Firstly, even the most casual second glance at the original data table makes it seem less surprising that this problem has arisen. The performance of both drug and placebo was significantly better in the second test. However, in the second test, there were loads of placebo subjects, and many fewer drug subjects. A sensible thing to consider is to take the situation to a natural extreme. Suppose the second test had only one subject on the drug, and it had been a success. Then, we would have claimed 100% performance on that test, but this wouldn’t have influenced the overall performance across both surveys enormously. If they had only tested one person, this would have immediately flagged up suspicions when we glanced at the table, but in the information given, we were lulled into a false sense of security because the data sizes didn’t seem too weird.

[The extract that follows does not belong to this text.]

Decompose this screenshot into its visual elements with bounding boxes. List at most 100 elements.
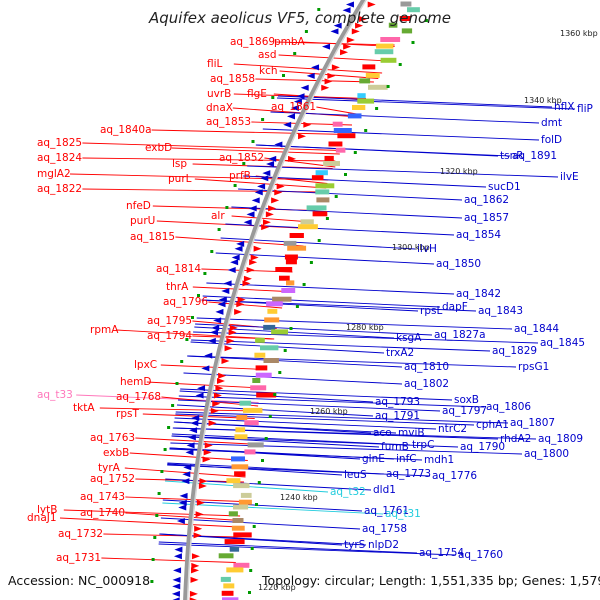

Secondly, when thinking about any kind of statistical analysis, data needs to be taken in the context in which it is provided. However, this ‘paradox’ is entirely arithmetic. There is no explicit reference to the pharmaceutical nature of the situation in the data. Suppose instead we had presented the figures in a sporting context.

Australia Bangladesh
Innings Runs Average Innings Runs Average
Cook 2 60 30 2 120 60
Strauss 1 20 20 4 200 50

This table presents essentially the same numerical information in the context of two batsmen’s performances against two different countries. Against both Australia and Bangladesh, Cook has a higher average than Strauss, but as before, when the total average is calculated, Strauss with 44 emerges above Cook with 40. But in this setting, it all makes a lot more sense. Of course Strauss’ average will be relatively inflated because he has spent much more time playing against easier opposition.

Perhaps the most intelligent remark to make is that given the original data, to add the results of the two tests is absurd. The success or otherwise of a drug should be reasonably constant (to within whatever we mean by reasonable statistical error) across two tests. If we get wildly different figures, especially for the placebo data (!), then the only conclusion can be that there are some other factors affecting the patients which we haven’t accounted for, but which are having a much greater effect than the drug! (Note that this doesn’t apply in the cricket framework, because there is no reason to suppose that a batsman’s performance in one series should be similar to any other. But in this case, we have previously justified this adding of contrasting data, so all is fine.)

Most articles about a paradox would conclude by giving general advice about avoiding the pitfalls. And I guess in this situation it’s not too tricky: relative sample sizes are a factor in determining net averages; and adding test results which are completely different can be dangerous even if they both give the same crude conclusion. Perhaps the best moral might be that, while school statistics courses are often forced to encourage an attitude of ‘if in doubt, draw a histogram’, having a think about the underlying situation can be useful before getting deep into some number-crunching.